Außerdem solle man in Diskussionen mit Mitschülern, Lehrern o.ä. treten, um sich auch mal mit konträren Meinungsbildern auseinander zu setzen. Wenn man anschließend der Meinung ist, in eine Partei treten zu wollen, um sich politisch zu engagieren, so sollte man den Kontakt zu Politikern knüpfen oder/und schließlich in eine Partei eintreten.

Aber auch an unserer Schule wird uns viel über die Politik gelehrt, sei es in den Fächern Politik, Sozialwissenschaft, Philosophie, Religion, aber gerade auch in Geschichte, denn laut Fabian sei dies der Grundstein, für alle Positionen/Parteien heutzutage. Aus der Geschichte lässt sich vieles lernen und viel Neues schöpfen, daher ist gerade dieses Fach enorm wichtig für die Lehre der Politik.

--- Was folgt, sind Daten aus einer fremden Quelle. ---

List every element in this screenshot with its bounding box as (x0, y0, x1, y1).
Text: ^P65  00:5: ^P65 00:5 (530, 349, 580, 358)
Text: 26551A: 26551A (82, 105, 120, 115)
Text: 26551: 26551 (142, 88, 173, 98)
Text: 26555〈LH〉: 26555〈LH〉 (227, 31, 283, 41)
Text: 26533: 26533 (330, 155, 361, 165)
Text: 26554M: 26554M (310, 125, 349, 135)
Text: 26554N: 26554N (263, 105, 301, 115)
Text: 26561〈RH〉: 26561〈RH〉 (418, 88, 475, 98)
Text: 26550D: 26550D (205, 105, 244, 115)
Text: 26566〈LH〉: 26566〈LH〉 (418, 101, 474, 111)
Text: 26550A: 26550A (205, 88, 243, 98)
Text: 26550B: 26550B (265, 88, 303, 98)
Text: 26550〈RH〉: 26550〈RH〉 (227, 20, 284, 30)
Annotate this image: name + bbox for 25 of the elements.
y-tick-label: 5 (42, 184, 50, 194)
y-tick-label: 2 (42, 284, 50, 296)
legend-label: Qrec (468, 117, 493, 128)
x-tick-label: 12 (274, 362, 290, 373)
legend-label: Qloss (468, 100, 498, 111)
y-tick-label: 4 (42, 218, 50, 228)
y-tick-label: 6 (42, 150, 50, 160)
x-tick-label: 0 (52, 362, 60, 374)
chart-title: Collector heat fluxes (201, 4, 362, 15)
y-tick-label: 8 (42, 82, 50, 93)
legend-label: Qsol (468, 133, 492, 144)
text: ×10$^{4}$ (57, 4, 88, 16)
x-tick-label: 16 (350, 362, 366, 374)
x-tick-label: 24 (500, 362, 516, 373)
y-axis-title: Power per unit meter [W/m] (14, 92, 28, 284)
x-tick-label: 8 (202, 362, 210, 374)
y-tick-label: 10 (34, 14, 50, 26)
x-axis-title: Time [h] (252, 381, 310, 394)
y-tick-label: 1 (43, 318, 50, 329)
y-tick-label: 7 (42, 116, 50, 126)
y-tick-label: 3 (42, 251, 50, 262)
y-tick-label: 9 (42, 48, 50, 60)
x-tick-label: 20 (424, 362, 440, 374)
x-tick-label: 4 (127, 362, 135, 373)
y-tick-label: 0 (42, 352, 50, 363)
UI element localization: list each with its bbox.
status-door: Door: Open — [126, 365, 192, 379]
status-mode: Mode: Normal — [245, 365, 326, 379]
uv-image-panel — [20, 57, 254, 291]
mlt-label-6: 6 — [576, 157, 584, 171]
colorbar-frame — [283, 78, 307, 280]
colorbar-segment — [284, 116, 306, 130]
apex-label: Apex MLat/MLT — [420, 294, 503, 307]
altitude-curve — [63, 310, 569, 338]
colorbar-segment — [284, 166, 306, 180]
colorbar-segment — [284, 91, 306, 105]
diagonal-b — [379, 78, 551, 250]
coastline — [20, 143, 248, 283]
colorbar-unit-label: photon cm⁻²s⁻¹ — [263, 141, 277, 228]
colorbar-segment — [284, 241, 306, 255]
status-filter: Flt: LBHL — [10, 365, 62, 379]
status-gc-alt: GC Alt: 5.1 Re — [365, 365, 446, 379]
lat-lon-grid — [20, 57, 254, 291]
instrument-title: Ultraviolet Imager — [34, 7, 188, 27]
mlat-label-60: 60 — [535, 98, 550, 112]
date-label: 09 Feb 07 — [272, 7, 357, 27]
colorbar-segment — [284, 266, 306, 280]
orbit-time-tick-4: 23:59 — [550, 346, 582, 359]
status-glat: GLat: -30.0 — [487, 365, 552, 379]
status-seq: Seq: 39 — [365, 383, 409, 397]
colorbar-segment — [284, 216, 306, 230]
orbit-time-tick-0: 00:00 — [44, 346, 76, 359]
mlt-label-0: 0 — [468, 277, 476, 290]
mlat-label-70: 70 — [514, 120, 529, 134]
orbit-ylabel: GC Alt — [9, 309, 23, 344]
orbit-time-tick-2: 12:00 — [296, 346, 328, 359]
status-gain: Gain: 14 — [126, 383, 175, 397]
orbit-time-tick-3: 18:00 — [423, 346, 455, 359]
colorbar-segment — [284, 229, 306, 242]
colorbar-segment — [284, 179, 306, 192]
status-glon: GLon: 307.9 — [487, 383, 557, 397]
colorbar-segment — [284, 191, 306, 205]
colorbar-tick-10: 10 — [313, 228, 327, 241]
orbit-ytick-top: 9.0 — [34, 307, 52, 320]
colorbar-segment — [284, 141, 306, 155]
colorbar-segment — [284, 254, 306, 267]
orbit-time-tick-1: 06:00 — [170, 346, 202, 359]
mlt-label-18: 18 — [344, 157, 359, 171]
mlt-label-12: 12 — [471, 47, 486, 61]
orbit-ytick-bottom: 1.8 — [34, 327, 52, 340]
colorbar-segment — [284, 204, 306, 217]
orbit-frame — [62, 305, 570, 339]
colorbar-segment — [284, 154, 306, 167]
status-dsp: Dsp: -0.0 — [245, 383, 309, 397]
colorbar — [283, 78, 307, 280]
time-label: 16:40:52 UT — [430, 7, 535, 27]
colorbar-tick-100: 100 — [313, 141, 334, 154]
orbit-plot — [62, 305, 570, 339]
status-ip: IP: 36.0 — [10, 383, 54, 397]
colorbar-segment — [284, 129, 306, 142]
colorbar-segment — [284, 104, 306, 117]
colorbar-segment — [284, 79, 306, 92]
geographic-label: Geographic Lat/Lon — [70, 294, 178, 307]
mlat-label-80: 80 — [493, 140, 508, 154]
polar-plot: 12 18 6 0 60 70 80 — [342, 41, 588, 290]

Wir haben ein „gutes Fundament an unserer Schule, die Schüler können differenziert über Politik nachdenken“. Ich denke, diese Erkenntnis ist sehr wertvoll, denn das ist eins der Dinge, die unsere Schule auszeichnet.

Jedoch regt Fabian einen Workshop der Politik an unserer Schule an: Ganz im Sinne von „TRO“ (Tage Religiöser Orientierung), entwickelte Fabian die Tage der Politischen Orientierung. Das Ziel ist das Vorstellen und Kennenlernen verschiedener Parteien und deren Programme, unterstützt von kommunalen Politikern, die als Gastredner eingeladenen werden, um ihre Partei an diesem Tag zu repräsentieren. Außerdem soll der Workshop von gemeinsamen Austausch in Form von Diskussionen geprägt sein. So lautet  die Theorie, dies sei bis jetzt nur der „Prototyp“, der in der Praxis noch keinen Platz gefunden hat, es aber vielleicht in Zukunft finden wird.

In seinem abschließendem Fazit regt Fabian die jungen Leute nochmals an: Seid interessiert, haltet die Augen auf und informiert euch, durch Nachrichten etc., denn nur durch eine pluralistische Gesellschaft kommen wir zu einer differenzierten Gesellschaft, die in der Lage ist, ein gemeinsames politisches Gebilde auf die Beine zu stellen.

In diesem Sinne, seid aktiv, beteiligt euch und versucht euch ständig auf dem Laufenden zu halten!